アメリカでからまれた話~『猫を棄てる』感想文~

アメリカに一人旅に行ったときに、お金をとられたことがある。
これは武勇伝でもなければ、スリリングな話しでもない。

天気のいいニューヨークの観光名所の近くで起こった話だ。
街が寝静まった夜のことでもないし、怪しい路地裏でもないし、もちろん銃も登場しない。

横断歩道で信号待ちをしていると、ミュージシャンを目指しているという黒人二人組が話しかけてきた。自分たちが作った歌のCDを無料で配っているから、聞いてくれないかと言われ、そのCDを渡してきたのだ。

ちょうど異国でのコミュニケーションに刺激と面白さを感じていたときでもあり、私はこころよくCDを受け取った。すると、彼らはすこしばかり援助(寄付)をしてくれないかと言ってきた。少し面倒なことをなったなと思いつつ、CDは受け取っているし、とりあえず財布から10ドルを出して渡すことにした。しかし、二人はそれを受け取りつつも、少なすぎると言い始めた。もっと必要だ、もっと必要だと言うのだ。そして、気づいたら二人組の仲間らしき人もやってきていて、私は4人に囲まれた状況になっていた。じゃあ、いくら必要なんだと訊くと、財布を見せろといってくる。これはさすがに、マズいと思い、CDはいらない、だからお金も払わないと言った。そして、持っていたCDを突き返した。しかし、彼らはそれを受け取らない。このCDはもうお前の物なのだから、早くお金を払えと言い続ける。
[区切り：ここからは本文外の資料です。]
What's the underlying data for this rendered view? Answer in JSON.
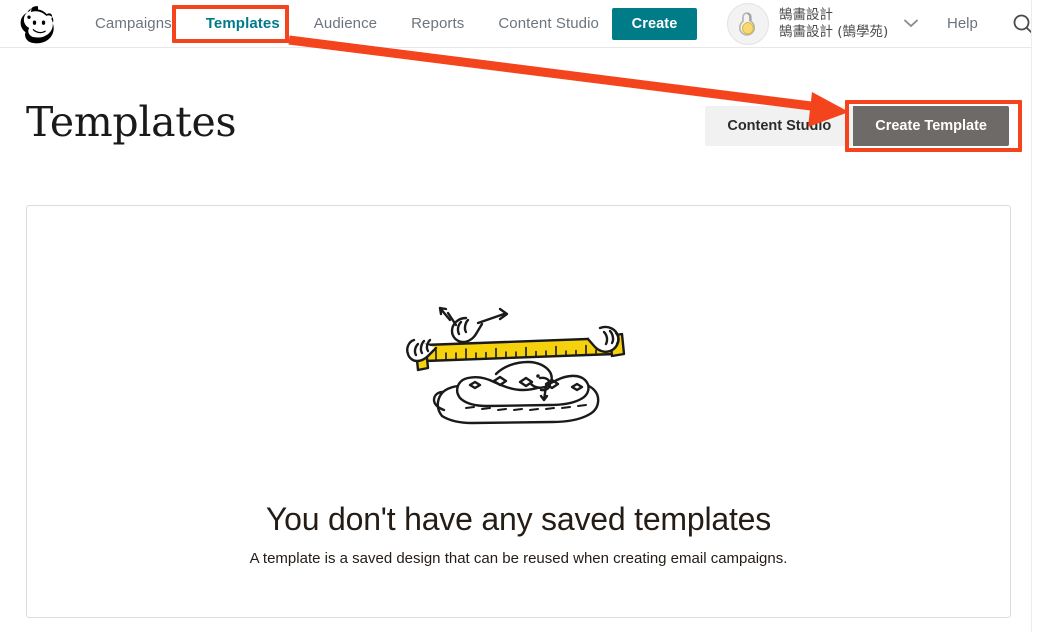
{
  "header": {
    "logo_name": "mailchimp-freddie-logo",
    "nav": [
      {
        "label": "Campaigns",
        "active": false
      },
      {
        "label": "Templates",
        "active": true
      },
      {
        "label": "Audience",
        "active": false
      },
      {
        "label": "Reports",
        "active": false
      },
      {
        "label": "Content Studio",
        "active": false
      }
    ],
    "create_button": "Create",
    "account": {
      "name": "鵠畵設計",
      "org": "鵠畵設計 (鵠學苑)",
      "avatar_icon": "user-avatar-icon",
      "chevron": "⌄"
    },
    "help_label": "Help",
    "search_icon": "search-icon"
  },
  "page": {
    "title": "Templates",
    "content_studio_button": "Content Studio",
    "create_template_button": "Create Template"
  },
  "empty_state": {
    "illustration_name": "snake-measuring-tape-illustration",
    "title": "You don't have any saved templates",
    "subtitle": "A template is a saved design that can be reused when creating email campaigns."
  },
  "annotations": {
    "highlight_color": "#f4441e",
    "arrow_name": "annotation-arrow-templates-to-create-template",
    "box_tab_name": "annotation-box-templates-tab",
    "box_button_name": "annotation-box-create-template"
  },
  "colors": {
    "brand_teal": "#007c89",
    "create_template_gray": "#6e6a67",
    "content_studio_gray": "#f1f1f1",
    "annotation_red": "#f4441e",
    "illustration_yellow": "#f5d20c"
  }
}
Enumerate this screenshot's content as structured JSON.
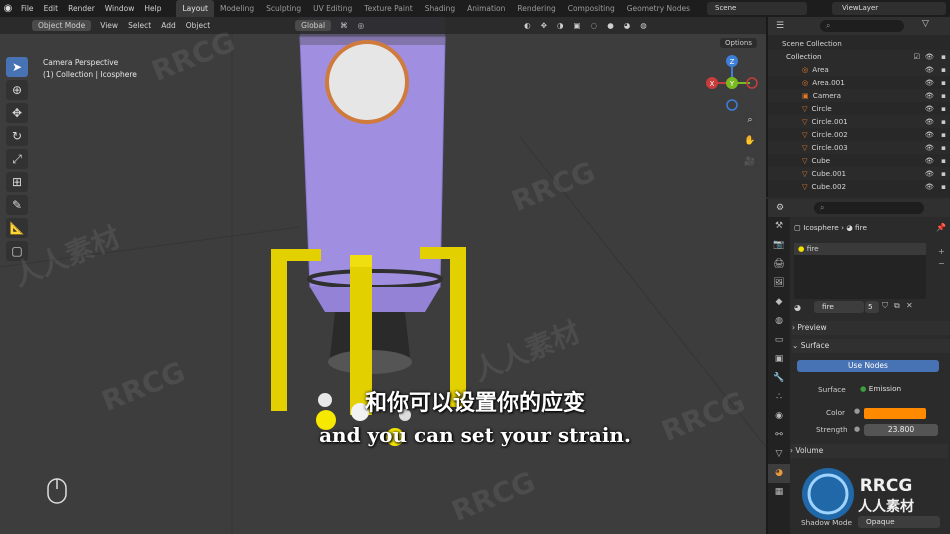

そのとき、私の頭の中は恐怖だったり、緊張だったり、異国ということで言葉がでないもどかしさであったり、色々な感情が巡ってきていた。泣きそうだった。私は持っていたCDを地面に置くと、すぐさま横断歩道を駆け抜けた。信号が赤なのか青なのかも確認していなかった。考えてやったことではない、本能的にこの場を離れなきゃだめだと思ったのだ。彼らが追いかけてきているのかは、わからない。とにかく、ひたすら走り続けた。そして、しばらく走って振り返ると、彼らの姿はもうみえなかった。もう10年前以上の話しである。

昨年、大学時代の友人たちと同窓会があった。十数人が参加しており、毎晩一緒に飲み歩いていた友人もいれば、ほとんど話したともない人もいた。

そんな中、一人の友人が話しかけてきた。お互いの当たり障りのない近況報告が終わると、彼は私のニューヨークでからまれた話が好きだったと唐突に言ってきた。周りでアメリカに行くやつがいたら、必ずお前の話しをするんだ、彼は楽しそうに言っていた。

自分の知らないところで、誰かが自分の話しをしていた。そして、それがニューヨークでからまれた話だったのだ。なんだか、それが少し不思議に、少し面白く感じた。

『猫を棄てる 父親について語るとき』を読んだ。村上春樹氏は父のエピソードとして、父と一緒に猫を棄てにいった話をしている。春樹氏が書いているので、そのエピソード自体がとても魅力的にはみえるのだが、出来事自体は、それほど変わったことでもないように思えた。だからこそ、父とのエピソードとして、数ある出来事中で、これを選んで書いたことがなおさら印象に残る。

春樹氏の父はすでに亡くなっているということだが、ご存命時は、この出来事を覚えていただろうか。また、もし春樹氏の父に、息子に関しての印象的な出来事を書いて欲しいといったら、それはどんなものだったのだろうか。もしかしたら、春樹氏が全く覚えていない、記憶にないようなことかもしれない。

誰かについて語る時に、語られるエピソード。もし、私が父について、母について、家族について、友人について語るとしたら、何を語ろうか。そして、父が、母が、家族が、友人が私について語るとしたら、何を語るのだろう。

そんなことを、読後に考えた。できれば、かっこよくて、魅力的なエピソードがいい。

アメリカでからまれた話なんかじゃなくて。。。